Case 3: Blunt Abdominal Trauma with Splenic Laceration

A 24-year-old male presented with a history of blunt injury abdomen following a road traffic accident in the emergency department.

On examination, he was anxious, with hypotension (BP 90/60 mm Hg) and the pulse rate was 120 per minute. Resuscitation started as per standard protocol and bedside ultrasound revealed a large hemoperitoneum with a splenic laceration. His blood pressure (BP) was persistently low and was taken for emergency laparoscopy and intraoperative findings were splenic laceration (Fig. 5A) and hemoperitoneum (about 1-L blood) (Fig. 5B).

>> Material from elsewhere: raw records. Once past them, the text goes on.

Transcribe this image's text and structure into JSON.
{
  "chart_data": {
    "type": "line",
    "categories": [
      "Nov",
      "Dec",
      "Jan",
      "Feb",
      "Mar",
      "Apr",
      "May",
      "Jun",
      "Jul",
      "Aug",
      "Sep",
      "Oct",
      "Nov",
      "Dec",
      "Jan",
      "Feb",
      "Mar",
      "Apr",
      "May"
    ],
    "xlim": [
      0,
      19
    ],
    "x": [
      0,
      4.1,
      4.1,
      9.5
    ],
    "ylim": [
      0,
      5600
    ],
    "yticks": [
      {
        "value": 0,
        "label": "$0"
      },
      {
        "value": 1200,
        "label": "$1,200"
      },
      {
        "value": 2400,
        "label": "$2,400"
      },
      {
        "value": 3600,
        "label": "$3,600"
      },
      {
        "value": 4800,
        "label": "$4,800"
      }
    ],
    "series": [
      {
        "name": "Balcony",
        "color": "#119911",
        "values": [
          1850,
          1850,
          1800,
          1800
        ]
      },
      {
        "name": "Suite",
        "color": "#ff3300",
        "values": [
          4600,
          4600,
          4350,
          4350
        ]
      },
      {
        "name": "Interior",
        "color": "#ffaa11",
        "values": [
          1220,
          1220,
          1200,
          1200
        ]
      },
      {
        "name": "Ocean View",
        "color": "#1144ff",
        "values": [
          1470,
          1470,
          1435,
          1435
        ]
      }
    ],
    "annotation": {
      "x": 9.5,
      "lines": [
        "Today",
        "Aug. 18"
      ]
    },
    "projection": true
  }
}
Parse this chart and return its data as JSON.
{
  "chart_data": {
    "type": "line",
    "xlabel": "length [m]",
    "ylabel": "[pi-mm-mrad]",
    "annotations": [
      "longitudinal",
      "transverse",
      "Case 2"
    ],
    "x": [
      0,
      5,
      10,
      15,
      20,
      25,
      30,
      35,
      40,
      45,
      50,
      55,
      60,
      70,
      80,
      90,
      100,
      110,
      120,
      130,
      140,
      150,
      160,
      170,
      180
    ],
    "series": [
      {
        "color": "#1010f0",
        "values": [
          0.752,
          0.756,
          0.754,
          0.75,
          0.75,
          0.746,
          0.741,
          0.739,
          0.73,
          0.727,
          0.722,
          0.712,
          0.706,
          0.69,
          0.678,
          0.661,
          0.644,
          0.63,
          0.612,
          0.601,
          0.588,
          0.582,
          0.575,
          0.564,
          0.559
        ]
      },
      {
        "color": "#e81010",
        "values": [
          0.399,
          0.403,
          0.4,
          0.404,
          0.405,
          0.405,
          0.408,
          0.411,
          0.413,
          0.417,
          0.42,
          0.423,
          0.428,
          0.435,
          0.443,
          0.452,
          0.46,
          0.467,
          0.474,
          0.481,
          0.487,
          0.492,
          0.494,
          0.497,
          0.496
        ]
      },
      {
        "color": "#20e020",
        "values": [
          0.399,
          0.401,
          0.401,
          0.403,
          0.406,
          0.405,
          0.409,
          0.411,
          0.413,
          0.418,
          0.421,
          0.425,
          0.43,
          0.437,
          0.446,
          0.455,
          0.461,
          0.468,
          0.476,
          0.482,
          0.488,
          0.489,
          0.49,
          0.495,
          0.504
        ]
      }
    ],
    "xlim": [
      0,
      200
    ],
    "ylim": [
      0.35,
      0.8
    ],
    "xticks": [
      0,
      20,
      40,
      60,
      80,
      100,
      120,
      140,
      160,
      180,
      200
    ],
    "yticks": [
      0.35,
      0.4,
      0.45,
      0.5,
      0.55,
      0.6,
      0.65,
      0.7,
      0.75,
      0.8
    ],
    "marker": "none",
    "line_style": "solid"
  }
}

Figs 5A and B: Intraoperative findings. (A) Hemoperitoneum 5; (B) Splenic laceration with ongoing bleed

Bleeding was controlled laparoscopically, and peritoneal wash was given with normal saline. He recovered well and was discharged after 2 weeks of observation (Fig. 6).

Fig. 6: Application of hemostatic agent to control bleed

He recovered well in postoperative period and was discharged from the hospital after 2 weeks.


Laparoscopic surgery has grown its age as more and more elective and emergency abdominal surgeries are being performed with the advantage of less postoperative pain, faster recovery, and early return to work. With increasing experience and skills horizon also expanded to unusual conditions apart from acute appendicitis, hollow viscus perforation, and obstruction.

Over the last three decades, a number of studies have reported its role in diagnosis with accuracy rates of between 86–100%,68 and with accumulated surgical experience and skills a large number of patients managed exclusively with a laparoscopic approach.9,10 Its role has come a big way in selected patients with penetrating abdominal trauma who are hemodynamically stable as in a large number of cases, there is no peritoneal breach, and the need for emergency laparotomy is safely negated on the basis of laparoscopic findings.1113 In literature, most of the studies on the role of laparoscopy are for common emergencies such as acute appendicitis, hollow viscus perforation, and acute diverticulitis.

Our first case, who presented with anaphylactic shock, was subsequently diagnosed with a case of ruptured hepatic hydatid cyst was safely managed by emergency approach. In the second case, laparoscopy has helped to assess the viability of the gastric wall and subsequent reduction and repair of diaphragmatic rent. In the last patient of blunt abdominal trauma, splenic laceration was safely managed by avoiding the need for laparotomy and with splenic preservation.

To conclude with available expertise and skills a myriad of abdominal emergencies can be managed successfully with a laparoscopic approach with minimal postoperative morbidities and high patient satisfaction as the benefits of laparoscopy in the emergency setting are compatible with those of elective surgery (less requirement of pain killer, shorter hospital stay, less abdominal wall complications, and early return to work). Laparoscopy is only a means of surgical approach and should not alter the procedure itself. Conversion to open should not be considered a failure but a technical option whenever required. It is emphasized that role of a laparoscopic approach is only valid where experienced and sufficient expertise in minimal-access surgery available.